On-Behalf-Of for the downstream Azure call

import {
  ConfidentialClientApplication,
  OnBehalfOfRequest,
} from "@azure/msal-node";

const msal = new ConfidentialClientApplication({
  auth: {
    clientId: APP_ID,
    authority: `https://login.microsoftonline.com/${TENANT_ID}`,
    clientCertificate: { thumbprint: CERT_TP, privateKey: PRIVATE_KEY },
  },
});

async function exchangeForArm(userToken: string) {
  const req: OnBehalfOfRequest = {
    oboAssertion: userToken,
    scopes: ["https://management.azure.com/user_impersonation"],
  };
  const result = await msal.acquireTokenOnBehalfOf(req);
  return result!.accessToken;
}

The downstream Azure call now uses the caller's token. Cost Management returns their data, exactly the subscriptions they have RBAC on, no more.

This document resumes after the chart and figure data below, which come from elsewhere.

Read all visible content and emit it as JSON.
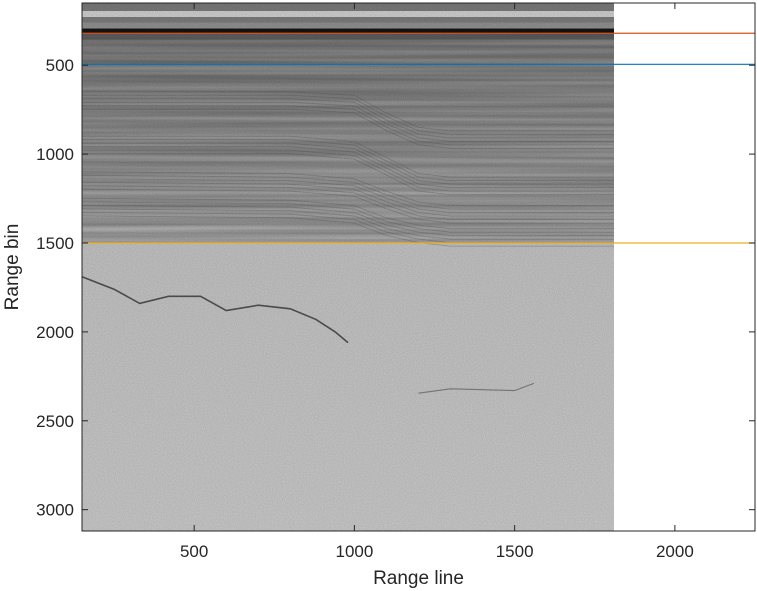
{
  "chart_data": {
    "type": "heatmap",
    "title": "",
    "xlabel": "Range line",
    "ylabel": "Range bin",
    "xlim": [
      150,
      2250
    ],
    "ylim": [
      3120,
      150
    ],
    "y_reversed": true,
    "image_extent": {
      "x": [
        150,
        1810
      ],
      "y": [
        150,
        3120
      ]
    },
    "colormap": "gray",
    "x_ticks": [
      500,
      1000,
      1500,
      2000
    ],
    "y_ticks": [
      500,
      1000,
      1500,
      2000,
      2500,
      3000
    ],
    "grid": false,
    "horizontal_lines": [
      {
        "y": 320,
        "color": "#d95319"
      },
      {
        "y": 495,
        "color": "#0072bd"
      },
      {
        "y": 1500,
        "color": "#edb120"
      }
    ],
    "surface_reflection": {
      "y": 305
    },
    "layer_profiles": [
      {
        "x": [
          150,
          800,
          1000,
          1100,
          1200,
          1300,
          1810
        ],
        "y": [
          700,
          700,
          720,
          820,
          900,
          920,
          920
        ]
      },
      {
        "x": [
          150,
          800,
          1000,
          1100,
          1200,
          1300,
          1810
        ],
        "y": [
          950,
          950,
          980,
          1070,
          1160,
          1180,
          1180
        ]
      },
      {
        "x": [
          150,
          800,
          1000,
          1100,
          1200,
          1300,
          1810
        ],
        "y": [
          1150,
          1160,
          1190,
          1260,
          1320,
          1340,
          1340
        ]
      },
      {
        "x": [
          150,
          800,
          1000,
          1100,
          1200,
          1300,
          1810
        ],
        "y": [
          1300,
          1310,
          1340,
          1410,
          1450,
          1470,
          1470
        ]
      }
    ],
    "bottom_reflector": {
      "x": [
        150,
        250,
        330,
        420,
        520,
        600,
        700,
        800,
        880,
        940,
        980
      ],
      "y": [
        1690,
        1760,
        1840,
        1800,
        1800,
        1880,
        1850,
        1870,
        1930,
        2000,
        2060
      ]
    },
    "faint_reflector": {
      "x": [
        1200,
        1300,
        1400,
        1500,
        1560
      ],
      "y": [
        2345,
        2320,
        2325,
        2330,
        2290
      ]
    }
  }
}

No client secret. A certificate, mounted from Key Vault as a CSI-driven volume on the Container App. Secrets in environment variables for production OBO is the easiest way to find your app on a credential-leak dashboard.

What broke first

The OBO token cache wasn't keyed on the user. First version cached one ARM token per server instance. Second user got the first user's token, hit Cost Management, got a 403 against subscriptions they actually had access to (audience mismatch in the response). Fix: cache key is sha256(userOid + scope), TTL 30 minutes.

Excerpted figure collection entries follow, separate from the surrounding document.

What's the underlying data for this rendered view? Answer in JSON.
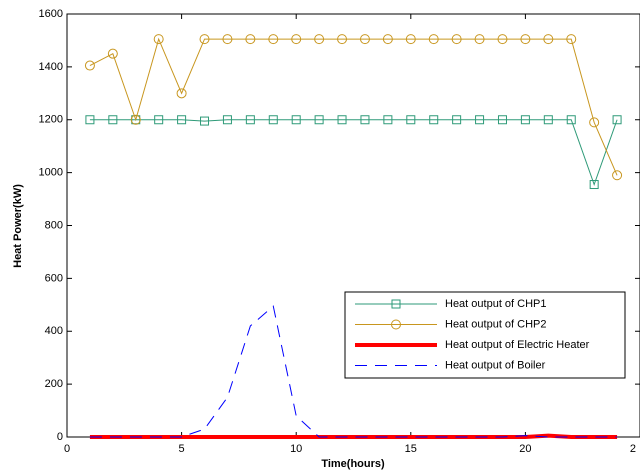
{
  "chart_data": {
    "type": "line",
    "xlabel": "Time(hours)",
    "ylabel": "Heat Power(kW)",
    "x": [
      1,
      2,
      3,
      4,
      5,
      6,
      7,
      8,
      9,
      10,
      11,
      12,
      13,
      14,
      15,
      16,
      17,
      18,
      19,
      20,
      21,
      22,
      23,
      24
    ],
    "series": [
      {
        "name": "Heat output of CHP1",
        "color": "#2e9a78",
        "marker": "square",
        "dash": false,
        "width": 1,
        "values": [
          1200,
          1200,
          1200,
          1200,
          1200,
          1195,
          1200,
          1200,
          1200,
          1200,
          1200,
          1200,
          1200,
          1200,
          1200,
          1200,
          1200,
          1200,
          1200,
          1200,
          1200,
          1200,
          955,
          1200
        ]
      },
      {
        "name": "Heat output of CHP2",
        "color": "#c8961e",
        "marker": "circle",
        "dash": false,
        "width": 1,
        "values": [
          1405,
          1450,
          1200,
          1505,
          1300,
          1505,
          1505,
          1505,
          1505,
          1505,
          1505,
          1505,
          1505,
          1505,
          1505,
          1505,
          1505,
          1505,
          1505,
          1505,
          1505,
          1505,
          1190,
          990
        ]
      },
      {
        "name": "Heat output of Electric Heater",
        "color": "#ff0000",
        "marker": "none",
        "dash": false,
        "width": 4,
        "values": [
          0,
          0,
          0,
          0,
          0,
          0,
          0,
          0,
          0,
          0,
          0,
          0,
          0,
          0,
          0,
          0,
          0,
          0,
          0,
          0,
          5,
          0,
          0,
          0
        ]
      },
      {
        "name": "Heat output of Boiler",
        "color": "#0000ff",
        "marker": "none",
        "dash": true,
        "width": 1,
        "values": [
          0,
          0,
          0,
          0,
          0,
          30,
          150,
          420,
          495,
          80,
          0,
          0,
          0,
          0,
          0,
          0,
          0,
          0,
          0,
          5,
          0,
          0,
          0,
          0
        ]
      }
    ],
    "xlim": [
      0,
      25
    ],
    "xticks": [
      0,
      5,
      10,
      15,
      20,
      {
        "value": 25,
        "label": "2"
      }
    ],
    "ylim": [
      0,
      1600
    ],
    "yticks": [
      0,
      200,
      400,
      600,
      800,
      1000,
      1200,
      1400,
      1600
    ],
    "grid": false,
    "legend": "lower right"
  }
}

Conditional Access broke OBO with no obvious error. Some tenants have CA policies that block OBO entirely, or require MFA on the downstream resource. The acquireTokenOnBehalfOf call returns an interaction_required error which most code treats as a 500. The right response is a structured 403 with claims echoed back to the client so it can re-auth with the right CA challenge.

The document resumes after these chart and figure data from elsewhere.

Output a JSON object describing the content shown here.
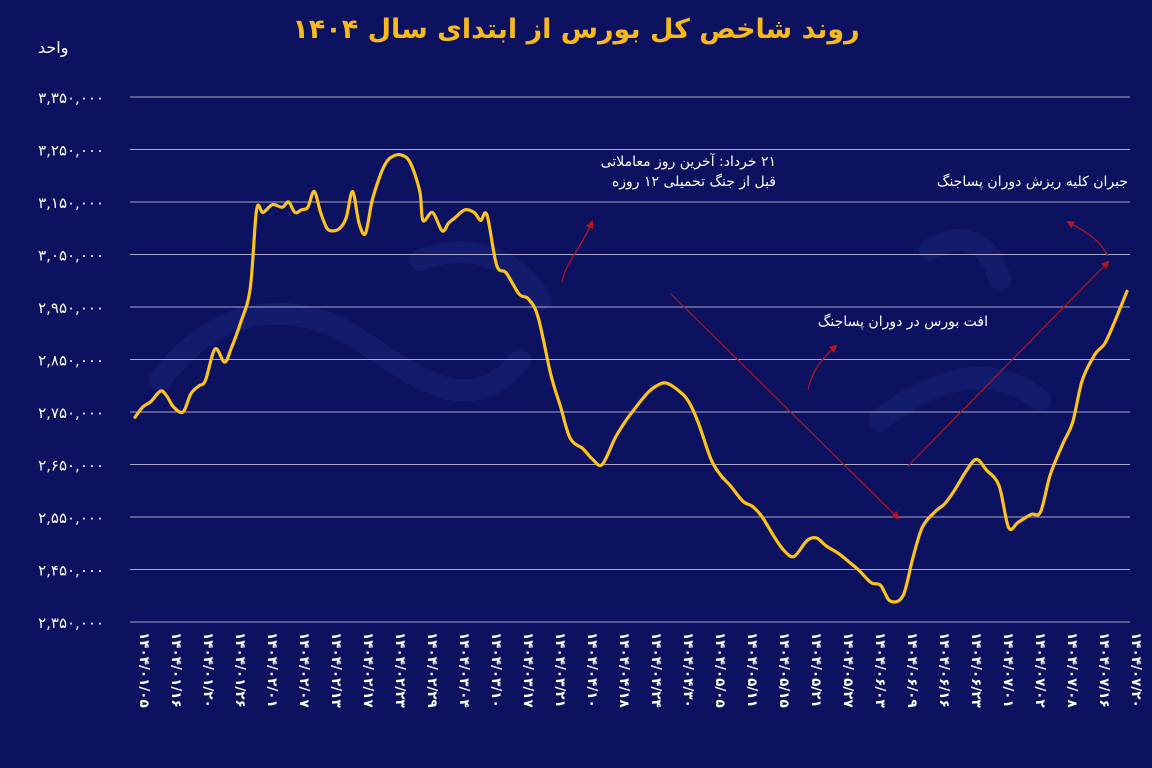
{
  "chart_data": {
    "type": "line",
    "title": "روند شاخص کل بورس از ابتدای سال ۱۴۰۴",
    "ylabel": "واحد",
    "xlabel": "",
    "ylim": [
      2350000,
      3350000
    ],
    "yticks": [
      3350000,
      3250000,
      3150000,
      3050000,
      2950000,
      2850000,
      2750000,
      2650000,
      2550000,
      2450000,
      2350000
    ],
    "ytick_labels": [
      "۳,۳۵۰,۰۰۰",
      "۳,۲۵۰,۰۰۰",
      "۳,۱۵۰,۰۰۰",
      "۳,۰۵۰,۰۰۰",
      "۲,۹۵۰,۰۰۰",
      "۲,۸۵۰,۰۰۰",
      "۲,۷۵۰,۰۰۰",
      "۲,۶۵۰,۰۰۰",
      "۲,۵۵۰,۰۰۰",
      "۲,۴۵۰,۰۰۰",
      "۲,۳۵۰,۰۰۰"
    ],
    "categories": [
      "۱۴۰۴/۰۱/۰۵",
      "۱۴۰۴/۰۱/۱۶",
      "۱۴۰۴/۰۱/۲۰",
      "۱۴۰۴/۰۱/۲۶",
      "۱۴۰۴/۰۲/۰۱",
      "۱۴۰۴/۰۲/۰۷",
      "۱۴۰۴/۰۲/۱۳",
      "۱۴۰۴/۰۲/۱۷",
      "۱۴۰۴/۰۲/۲۳",
      "۱۴۰۴/۰۲/۲۹",
      "۱۴۰۴/۰۳/۰۴",
      "۱۴۰۴/۰۳/۱۰",
      "۱۴۰۴/۰۳/۱۷",
      "۱۴۰۴/۰۳/۲۱",
      "۱۴۰۴/۰۴/۱۰",
      "۱۴۰۴/۰۴/۱۸",
      "۱۴۰۴/۰۴/۲۴",
      "۱۴۰۴/۰۴/۳۰",
      "۱۴۰۴/۰۵/۰۵",
      "۱۴۰۴/۰۵/۱۱",
      "۱۴۰۴/۰۵/۱۵",
      "۱۴۰۴/۰۵/۲۱",
      "۱۴۰۴/۰۵/۲۷",
      "۱۴۰۴/۰۶/۰۳",
      "۱۴۰۴/۰۶/۰۹",
      "۱۴۰۴/۰۶/۱۶",
      "۱۴۰۴/۰۶/۲۳",
      "۱۴۰۴/۰۷/۰۱",
      "۱۴۰۴/۰۷/۰۲",
      "۱۴۰۴/۰۷/۰۸",
      "۱۴۰۴/۰۷/۱۶",
      "۱۴۰۴/۰۷/۲۰"
    ],
    "series": [
      {
        "color": "#fcc21d",
        "x": [
          0,
          0.25,
          0.5,
          0.8,
          1.0,
          1.2,
          1.5,
          1.75,
          2.0,
          2.2,
          2.5,
          2.8,
          3.0,
          3.3,
          3.6,
          3.8,
          4.0,
          4.3,
          4.6,
          4.8,
          5.0,
          5.2,
          5.4,
          5.6,
          5.8,
          6.0,
          6.2,
          6.4,
          6.6,
          6.8,
          7.0,
          7.2,
          7.4,
          7.6,
          7.8,
          8.0,
          8.3,
          8.6,
          8.9,
          9.0,
          9.3,
          9.6,
          9.8,
          10.0,
          10.3,
          10.6,
          10.8,
          11.0,
          11.3,
          11.6,
          12.0,
          12.3,
          12.6,
          13.0,
          13.3,
          13.6,
          14.0,
          14.3,
          14.6,
          15.0,
          15.3,
          15.6,
          16.0,
          16.3,
          16.6,
          17.0,
          17.3,
          17.6,
          18.0,
          18.3,
          18.6,
          19.0,
          19.3,
          19.6,
          20.0,
          20.3,
          20.6,
          21.0,
          21.3,
          21.6,
          22.0,
          22.3,
          22.6,
          23.0,
          23.3,
          23.6,
          24.0,
          24.3,
          24.6,
          25.0,
          25.3,
          25.6,
          26.0,
          26.3,
          26.6,
          27.0,
          27.3,
          27.6,
          28.0,
          28.3,
          28.6,
          29.0,
          29.3,
          29.6,
          30.0,
          30.3,
          30.6,
          31.0
        ],
        "values": [
          2740000,
          2760000,
          2770000,
          2790000,
          2780000,
          2760000,
          2750000,
          2785000,
          2800000,
          2810000,
          2870000,
          2845000,
          2870000,
          2920000,
          2985000,
          3135000,
          3130000,
          3145000,
          3140000,
          3150000,
          3130000,
          3135000,
          3140000,
          3170000,
          3130000,
          3100000,
          3095000,
          3100000,
          3120000,
          3170000,
          3110000,
          3090000,
          3150000,
          3190000,
          3220000,
          3235000,
          3240000,
          3225000,
          3170000,
          3115000,
          3130000,
          3095000,
          3110000,
          3120000,
          3135000,
          3130000,
          3115000,
          3125000,
          3030000,
          3015000,
          2975000,
          2965000,
          2930000,
          2820000,
          2760000,
          2700000,
          2680000,
          2660000,
          2650000,
          2700000,
          2730000,
          2755000,
          2785000,
          2800000,
          2805000,
          2790000,
          2770000,
          2730000,
          2660000,
          2630000,
          2610000,
          2580000,
          2570000,
          2550000,
          2510000,
          2485000,
          2475000,
          2505000,
          2510000,
          2495000,
          2480000,
          2465000,
          2450000,
          2425000,
          2420000,
          2390000,
          2400000,
          2470000,
          2530000,
          2560000,
          2575000,
          2600000,
          2640000,
          2660000,
          2640000,
          2610000,
          2530000,
          2540000,
          2555000,
          2560000,
          2630000,
          2690000,
          2730000,
          2810000,
          2860000,
          2880000,
          2920000,
          2980000
        ]
      }
    ],
    "annotations": [
      {
        "text": "۲۱ خرداد: آخرین روز معاملاتی\nقبل از جنگ تحمیلی ۱۲ روزه"
      },
      {
        "text": "جبران کلیه ریزش دوران پساجنگ"
      },
      {
        "text": "افت بورس در دوران پساجنگ"
      }
    ],
    "grid": true,
    "legend": "none",
    "colors": {
      "background": "#0c1160",
      "line": "#fcc21d",
      "title": "#f7b91c",
      "arrow": "#b5171f",
      "grid": "#ffffff",
      "text": "#ffffff"
    }
  }
}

Admin consent for cost.export blocked first-time use. Until an Entra admin clicked Approve on the consent page, every user who tried the export tool saw a generic 403. The fix is a one-line check on first-run of the server that hits the Graph API and warns if admin consent is missing for any declared scope. Failing loud at startup beats failing at the user.

The audience claim disagreed with the API URL. Set api://mcp-cost-server on the app, but my client requested https://mcp-cost-server.example.com/.default. Token validated against the wrong audience and was rejected. Pin the audience explicitly on both sides, the URL is not the audience.

What I'd do differently

Use named role assignments, not scopes, for anything that maps cleanly to an Entra app role. App roles ride in the roles claim on the token and don't need explicit consent, they're admin-assigned. Scopes are right when the user is delegating their own permission; roles are right when admin is granting bulk access. Most internal MCP tools are the second.

I would NOT skip the user-token validation just because traffic is internal. "Internal-only" is a network claim, not an auth claim. The day someone exposes the server temporarily for debugging is the day a missing audience check matters.